South Africa’s nuclear industry will ask government to bring back the 9.6GW of nuclear energy into the country’s energy mix.
Knox Msebenzi, MD of the Nuclear Industry Association of South Africa (Niasa), said the industry had held a workshop on Wednesday to formulate its response to the draft Integrated Resource Plan (IRP) 2018, the roadmap for the country’s electricity planning until 2030.
While the former IRP drawn up in 2010 had incorporated 9.6GW of nuclear energy into South Africa’s future energy mix – which translates into about eight power stations – nuclear energy had been dropped entirely from the new draft IRP2018 released for public comment in August.
“We believe the IRP 2010 was a good benchmark with 9.6GW. It should be more,” Msebenzi said after the workshop.
While many have welcomed the absence of nuclear power in the IRP2018, largely because of its huge expense and allegations about corruption in the government’s proposed nuclear deal with Russia, Knox dismissed these concerns and said the industry believed nuclear power was still the most viable option.

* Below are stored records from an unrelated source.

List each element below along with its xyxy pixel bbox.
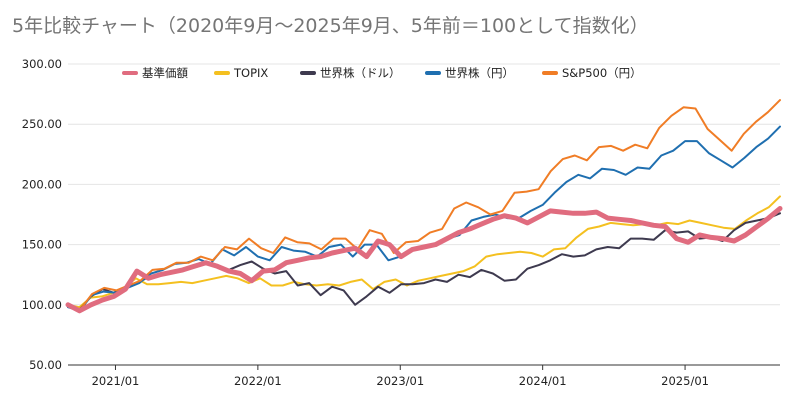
series-line-2 [67, 195, 781, 309]
x-tick-label: 2023/01 [376, 374, 424, 388]
legend-label: 世界株（ドル） [320, 66, 401, 80]
legend-label: 基準価額 [142, 66, 188, 80]
series-line-5 [67, 99, 781, 311]
x-axis-ticks: 2021/01 2022/01 2023/01 2024/01 2025/01 [92, 365, 709, 388]
legend-label: 世界株（円） [445, 66, 514, 80]
x-tick-label: 2024/01 [519, 374, 567, 388]
series-line-3 [67, 212, 781, 311]
y-axis-ticks: 50.00 100.00 150.00 200.00 250.00 300.00 [22, 57, 62, 372]
gridlines [68, 63, 780, 366]
y-tick-label: 250.00 [22, 117, 62, 131]
x-tick-label: 2021/01 [92, 374, 140, 388]
y-tick-label: 150.00 [22, 238, 62, 252]
x-tick-label: 2025/01 [661, 374, 709, 388]
legend-label: S&P500（円） [562, 66, 642, 80]
y-tick-label: 300.00 [22, 57, 62, 71]
series-lines [65, 99, 783, 314]
legend: 基準価額 TOPIX 世界株（ドル） 世界株（円） S&P500（円） [122, 66, 642, 80]
y-tick-label: 100.00 [22, 298, 62, 312]
chart-title: 5年比較チャート（2020年9月〜2025年9月、5年前＝100として指数化） [12, 15, 649, 37]
series-line-1 [65, 206, 783, 314]
y-tick-label: 200.00 [22, 177, 62, 191]
x-tick-label: 2022/01 [234, 374, 282, 388]
legend-label: TOPIX [233, 66, 268, 80]
y-tick-label: 50.00 [29, 358, 62, 372]
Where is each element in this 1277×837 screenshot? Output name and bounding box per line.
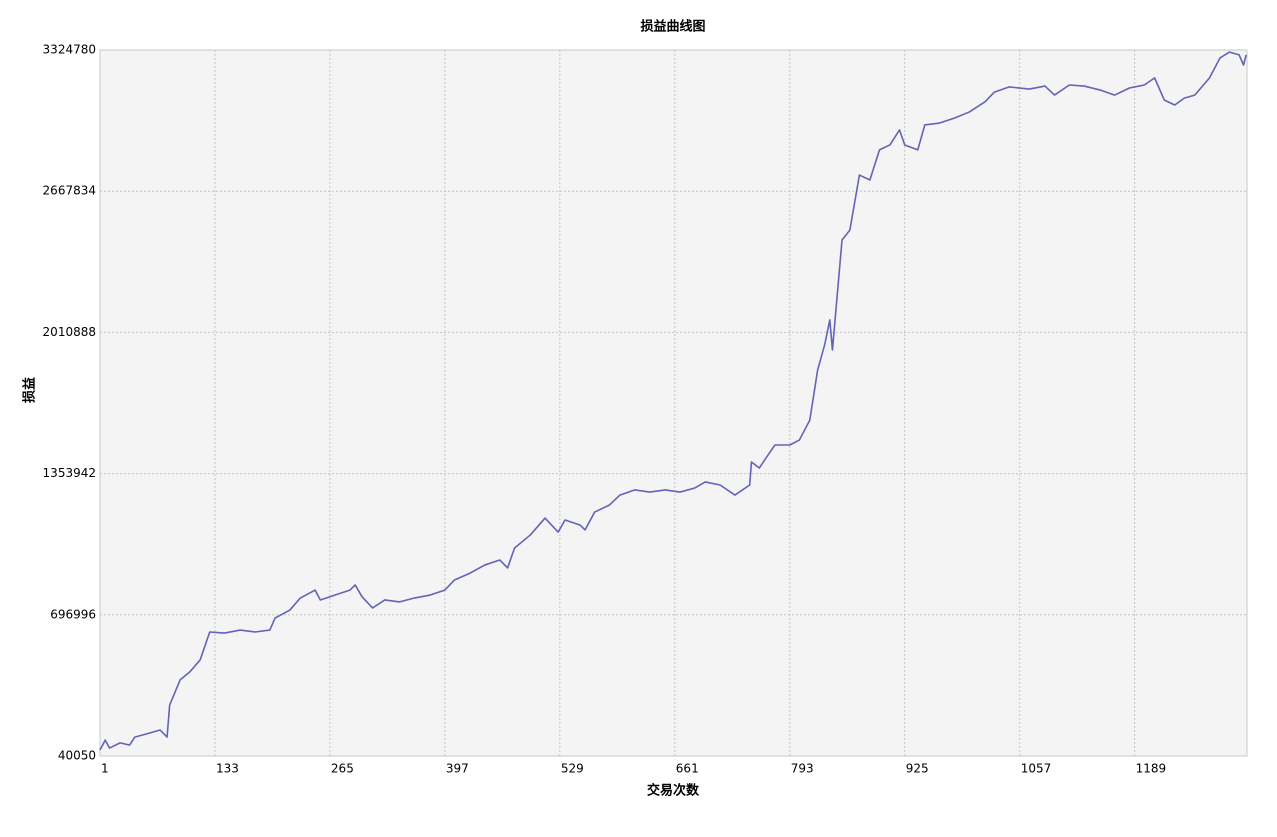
y-tick-label: 2010888: [43, 325, 96, 339]
x-tick-label: 397: [446, 762, 469, 776]
y-tick-label: 1353942: [43, 466, 96, 480]
x-tick-label: 1: [101, 762, 109, 776]
x-tick-label: 793: [791, 762, 814, 776]
plot-area: [100, 50, 1247, 756]
x-axis-label: 交易次数: [647, 783, 700, 799]
x-tick-label: 133: [216, 762, 239, 776]
plot-border: [99, 49, 1248, 757]
x-tick-label: 1189: [1136, 762, 1167, 776]
y-tick-label: 2667834: [43, 184, 96, 198]
line: [99, 51, 1247, 751]
x-tick-label: 661: [676, 762, 699, 776]
x-tick-label: 925: [906, 762, 929, 776]
y-axis-label: 损益: [22, 377, 38, 403]
y-tick-label: 40050: [58, 749, 96, 763]
x-tick-label: 529: [561, 762, 584, 776]
x-tick-label: 1057: [1021, 762, 1052, 776]
y-tick-label: 696996: [50, 607, 96, 621]
y-tick-label: 3324780: [43, 43, 96, 57]
x-tick-label: 265: [331, 762, 354, 776]
chart-title: 损益曲线图: [640, 19, 705, 35]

He said the workshop had shown that the IRP’s economic modeling on the “least cost” scenario for electricity generation had been faulty.
“We punched holes in that one,” he said.
The industry workshop believed the methodology in the Department of Energy’s (DoE) modeling for the least-cost scenario had not taken into account all aspects of costs, including socio-economic costs.
It had also not considered real costs of energy over time.
“If you buy an item an item for R10 and it lasts a week, and you buy another for R20 and it lasts 20 weeks, it is clear which costs less. The IRP confuses price with true costs.”
The nuclear industry’s submission to the DoE, which has called for public comment on the draft IRP2018, would address what the industry considered flawed analyses regarding costs of the different technologies. This would show nuclear to be cost effective, he said.
Knox said the nuclear industry was not against renewable energy or gas, and welcomed them into the mix, but believed for South Africa to kill off the nuclear industry would be bad for the country and may slow down the local medical nuclear industry.
If the IRP brought back the 9.6GW into the electricity mix, he said it would attract industries to set up shop in South Africa and stimulate a nuclear supply chain industry.
Knox said there were a variety of nuclear technologies available, including the small modular reactors.
The funding on South Africa’s Pebble Bed Modular Reactor project, which cost around R11bn over about a decade, was stopped before it produced any reactors.
This week Finance Minister Nhlanhla Nene testified in the Zondo Commission into state corruption that former president Jacob Zuma had pressured him to sign a nuclear deal with Russia that would have had profound economic consequences for South Africa for decades to come.
Nene believes his refusal to comply, in the absence of any funding model or feasibility study, was one of the reasons Zuma fired him.
But Knox said issues of corruption were a governance issue.
“One cannot blame a technology for bad governance. As a nation we can’t say: ‘We can’t have a certain technology because we are scared certain people are going to be corrupt’. If that is the case, remove the corrupt people.”
Asked how corruption could be avoided if it may involve a president of the country, Know replied: “Well, he’s gone now, isn’t he?”
The DoE never made public the cost of the government’s proposed nuclear expansion programme of 9.6GW, nor how it would be funded.
Nene said in this testimony this week that in the absence of any funding model or feasibility study, his Treasury staff had looked at possible of costs if the programme were broken down into “sizable chunks”, taking into account the exchange rate at the time.
They calculated that 2.4GW of nuclear power, about a quarter of the proposed programme, would cost R250bn.
Asked at the commission if that would mean the entire 9.6GW could exceed one trillion rand, Nene replied: “It could have.”
Asked what the implications of this would be on the country, Nene replied: “Our concern was that the recovery of the nuclear build programme through the tariff would have had profound consequences for the economy and South African users of electricity.”
Makoma Lekalakala of Earthlife Africa, one of the two organisations who took President Zuma and others to court and got the nuclear deal scrapped as it had not followed due process, said she doubted that the industry would succeed in getting nuclear power back into the IRP at this stage.
“The odds are against them. The draft IRP has said nuclear should be considered only after 2030 and after feasibility studies have been done. We can’t afford it and it is not the least cost option,” Lekalakala said.
“And if we have no money to build it, are we going to be indebted to countries like Russia?”
The public has until October 28 to submit written responses to the IRP.